Competences: The students are first acquainted with typical processing and manufacturing technologies. After that, they can commence the design of loaded products. They are able to determine the stress states in characteristic structural elements: materials joints, inseparable joints, positioning elements, springs, folding elements and complex shapes.
Intended learning outcomes:
Knowledge and understanding: The students obtain the fundamental knowledge for sizing typical polymeric machine elements and assemblies. They are able to understand the relations between the processing and manufacturing technology and the final product form, based on the design characteristics.
Usage: Direct use in the planning and execution of details in the scope of design and planning.

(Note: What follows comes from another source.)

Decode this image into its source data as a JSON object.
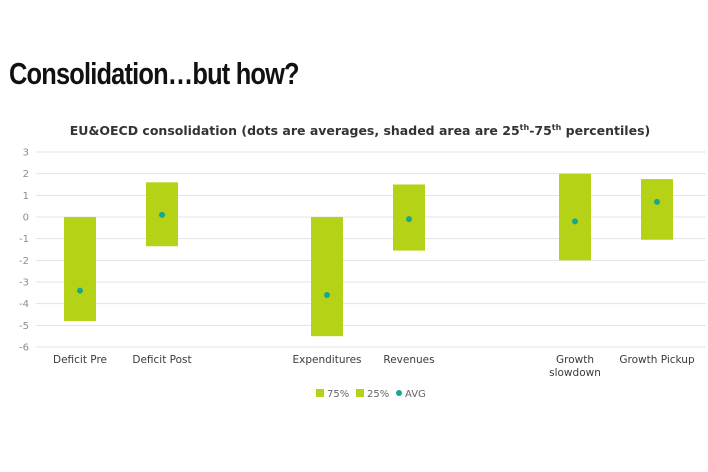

Reflection: In the phase of preparation for the execution of any project or design, it is important that all the data is prepared to reasonably ensure the quality of planning and design of products made of polymeric, or generally non-metal materials.
Transferrable skills: The students attain the ability to size elements and complex products made of non-metal materials. The purpose of the course is to ensure a comprehensive understanding of product design from manufacturing to testing.
Lecturer: Vrabič Rok
Syllabus outline:
- Markov decision process
- Value and policy iteration
- Q-learning
- Introduction to game theory
- Normal form games
- Extensive form games
- Network theory
- Random networks
- Network analysis
- Distributed system modelling
- Information-communication infrastructure for distributed systems
- Analysis of case studies
Objectives and competences:
The main objective of the course is to introduce the theory and practice of distributed systems, their modelling, and applications relevant for manufacturing systems. The course deals with decision making of a single agent through Markov decision process theory, multi-agent decision making through game theory, and multi-agent system modelling using network theory and analysis. The emphasis is given to information and communication structure for modern and future manufacturing systems. Several case studies are presented.
Intended learning outcomes:
Knowledge and understanding:
Understanding decision-making of a single agent, understanding decision-making, when an agent is faced with an environment that includes other agents, modelling and analysis of distributed systems using network theory, knowledge and understanding of modern and future information-communication structures.